When the periodic metal structure deposited on Si or Ge substrate, the refraction index n₁ of air is unity, the refraction index of substrates n₂ (Si) and n₂ (Ge) are 3.35 and 4 at the peak wavelengths, respectively. From Eq. (4), the cut-off resonance wavelength $({\lambda }_{\mathrm{res}}\approx 2n_{\mathrm{eff}}L=2\sqrt{\frac{\left(n_1^2+n_2^2\right)}{2}L})$ will be modified by effective refraction index of 2.47 (Si) and 2.92 (Ge). The real aperture of the rectangular hole with aspect ratio of 9 has a length of 11.5 μm and width of 1.3 μm. The theoretical resonance peaks were estimated to be 56.8 μm and 67.2 μm for Si and Ge substrates, respectively. The measured values, i.e., 52.5 μm for Si substrate and 61 μm for Ge substrate, are slightly smaller than the theoretical value.

4. Conclusions

In conclusion, the extraordinary transmission through the periodic metal arrays perforated with subwavelength rectangular holes was investigated. When the aspect ratio of rectangular holes exceeds 7, the propagating SPP modes transform to the localized resonant modes that was attributed to the cut-off wavelength of the rectangular waveguide beyond the wavelength of SPP mode.
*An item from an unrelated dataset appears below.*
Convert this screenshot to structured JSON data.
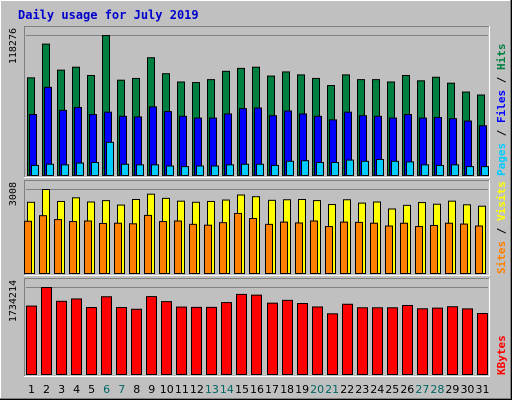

It was found that the Wood’s anomalies play an important role in shaping the spectral profile of the transmission peak. When the Wood’s anomalies are moved far apart form the shape resonance by using rectangular lattice, the real peak position of the localized resonance mode appears and stays at the same wavelength irrespective of the period of the lattice. The peak position of the localized or shape resonance was demonstrated to be relevant to the substrate type and can be explained by a transmission-line model.